Les soutiens de Poutine

Face à cette situation, Bush déclare que Poutine est un ami. Entre assassins, cet échange d'amabilités se conçoit.

Poutine "rassure" Bush en déclarant que leur ennemi commun est le terrorisme international et que les indépendantistes tchétchènes sont liés à Al Qaïda, sans évidemment apporter la moindre preuve de quoi que ce soit.

Lors des réunions de différentes instances européennes, y compris le Conseil de l'Europe, dont les statuts (de 1949) prévoient qu'il doit "promouvoir la défense des Droits de l'Homme", et dont la Russie est membre depuis 1996, tous les représentants des 43 Etats présents ont pieusement observé un silence total sur le calvaire infligé aux Tchétchènes.

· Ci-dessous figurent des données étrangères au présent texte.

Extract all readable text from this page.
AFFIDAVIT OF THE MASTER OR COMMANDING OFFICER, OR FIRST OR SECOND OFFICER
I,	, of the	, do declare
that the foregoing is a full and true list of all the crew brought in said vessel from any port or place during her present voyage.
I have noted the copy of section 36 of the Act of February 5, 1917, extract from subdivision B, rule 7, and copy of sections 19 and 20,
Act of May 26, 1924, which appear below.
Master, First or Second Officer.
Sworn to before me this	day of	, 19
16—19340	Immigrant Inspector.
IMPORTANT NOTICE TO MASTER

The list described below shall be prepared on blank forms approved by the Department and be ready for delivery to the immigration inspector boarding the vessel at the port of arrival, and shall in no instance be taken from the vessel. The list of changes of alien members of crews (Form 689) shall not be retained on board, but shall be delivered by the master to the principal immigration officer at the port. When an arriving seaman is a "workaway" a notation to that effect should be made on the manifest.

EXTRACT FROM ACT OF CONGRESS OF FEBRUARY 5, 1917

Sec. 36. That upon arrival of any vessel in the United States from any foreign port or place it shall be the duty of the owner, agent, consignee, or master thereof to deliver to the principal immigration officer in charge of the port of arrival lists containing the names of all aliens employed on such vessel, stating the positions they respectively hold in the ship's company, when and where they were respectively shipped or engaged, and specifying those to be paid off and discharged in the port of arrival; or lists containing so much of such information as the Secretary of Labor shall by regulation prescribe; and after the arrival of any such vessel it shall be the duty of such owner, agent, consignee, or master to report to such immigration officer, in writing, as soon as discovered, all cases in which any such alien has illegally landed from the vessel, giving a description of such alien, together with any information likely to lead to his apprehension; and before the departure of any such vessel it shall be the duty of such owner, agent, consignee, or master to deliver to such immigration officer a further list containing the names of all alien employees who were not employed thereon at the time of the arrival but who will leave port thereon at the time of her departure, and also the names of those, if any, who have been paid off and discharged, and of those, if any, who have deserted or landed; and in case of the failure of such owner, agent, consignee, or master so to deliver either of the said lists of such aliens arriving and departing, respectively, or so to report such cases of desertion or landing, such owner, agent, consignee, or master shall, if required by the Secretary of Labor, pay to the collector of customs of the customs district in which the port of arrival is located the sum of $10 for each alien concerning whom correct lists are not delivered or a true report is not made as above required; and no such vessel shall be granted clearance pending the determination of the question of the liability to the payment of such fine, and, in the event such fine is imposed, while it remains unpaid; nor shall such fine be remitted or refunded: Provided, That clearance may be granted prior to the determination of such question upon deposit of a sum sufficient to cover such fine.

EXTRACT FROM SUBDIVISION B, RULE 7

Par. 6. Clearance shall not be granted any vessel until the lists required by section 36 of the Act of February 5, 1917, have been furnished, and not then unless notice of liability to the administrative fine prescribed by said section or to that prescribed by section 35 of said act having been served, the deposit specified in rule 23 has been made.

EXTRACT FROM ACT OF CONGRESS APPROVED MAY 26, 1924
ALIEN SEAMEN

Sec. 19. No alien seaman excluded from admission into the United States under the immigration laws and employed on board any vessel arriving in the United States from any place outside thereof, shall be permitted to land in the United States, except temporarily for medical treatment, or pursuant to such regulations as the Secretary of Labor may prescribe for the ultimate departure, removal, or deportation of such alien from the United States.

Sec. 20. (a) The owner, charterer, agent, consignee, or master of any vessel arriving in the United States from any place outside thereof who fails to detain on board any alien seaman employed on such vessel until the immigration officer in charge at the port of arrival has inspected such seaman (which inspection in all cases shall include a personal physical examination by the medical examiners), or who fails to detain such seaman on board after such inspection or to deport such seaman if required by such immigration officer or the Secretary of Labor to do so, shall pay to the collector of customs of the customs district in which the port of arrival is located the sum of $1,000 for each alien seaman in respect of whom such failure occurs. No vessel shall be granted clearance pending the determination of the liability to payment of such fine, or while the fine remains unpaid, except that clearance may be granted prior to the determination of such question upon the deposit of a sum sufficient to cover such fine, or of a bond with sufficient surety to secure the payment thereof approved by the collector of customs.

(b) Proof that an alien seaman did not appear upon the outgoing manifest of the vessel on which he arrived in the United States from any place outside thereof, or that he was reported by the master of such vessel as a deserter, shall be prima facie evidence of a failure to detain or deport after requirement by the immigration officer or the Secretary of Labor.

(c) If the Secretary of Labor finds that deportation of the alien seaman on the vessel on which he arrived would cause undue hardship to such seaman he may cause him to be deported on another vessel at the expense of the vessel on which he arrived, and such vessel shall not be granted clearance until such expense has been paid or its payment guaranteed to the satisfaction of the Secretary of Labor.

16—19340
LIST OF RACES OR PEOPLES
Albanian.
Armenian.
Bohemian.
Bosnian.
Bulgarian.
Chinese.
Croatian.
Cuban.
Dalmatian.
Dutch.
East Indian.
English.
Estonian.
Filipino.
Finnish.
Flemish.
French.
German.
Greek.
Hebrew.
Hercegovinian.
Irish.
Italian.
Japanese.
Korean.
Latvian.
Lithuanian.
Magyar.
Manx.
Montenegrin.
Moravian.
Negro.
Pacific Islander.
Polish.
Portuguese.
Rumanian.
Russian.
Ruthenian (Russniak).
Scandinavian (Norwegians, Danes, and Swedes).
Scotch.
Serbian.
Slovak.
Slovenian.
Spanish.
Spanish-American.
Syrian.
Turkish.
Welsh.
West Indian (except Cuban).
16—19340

Chirac fait connaître à Poutine sa "compréhension", pour ne citer qu'un cas ... Le parlement européen a fait quelques timides observations et les partis officiels de la classe ouvrière ont depuis longtemps tiré le rideau sur le problème, nonobstant quelques condamnations de pure forme.

Derrière les élections

Dans ces conditions, Poutine a organisé des élections sur mesure, en installant au pouvoir le renégat tchétchène Kadyrov, élu chef d'Etat-croupion avec une participation électorale façonnée par les héritiers de la Guépéou. Dans cette situation politique, les factions représentant l'appareil stalinien recyclé (comme Poutine et sa clientèle) et celles exprimant les ambitions des "oligarques", vautours se nourrissant des décombres de la propriété sociale des moyens de production, s'entre-déchirent sur la scène moscovite, avec avantage à Poutine à la veille des législatives russes de décembre, au grand dam des "marchés" et des gouvernements occidentaux qui voient les décalcomanies du libéralisme économique se débattre derrière les barreaux sans qu'ils puissent intervenir. Nul ne peut prédire de quoi demain sera fait en Russie ; le sort du peuple tchétchène, qui continue sa résistance dans les montagnes à un contre dix et qui a infligé une série de claques aux troupes russes, est loin d'être scellé.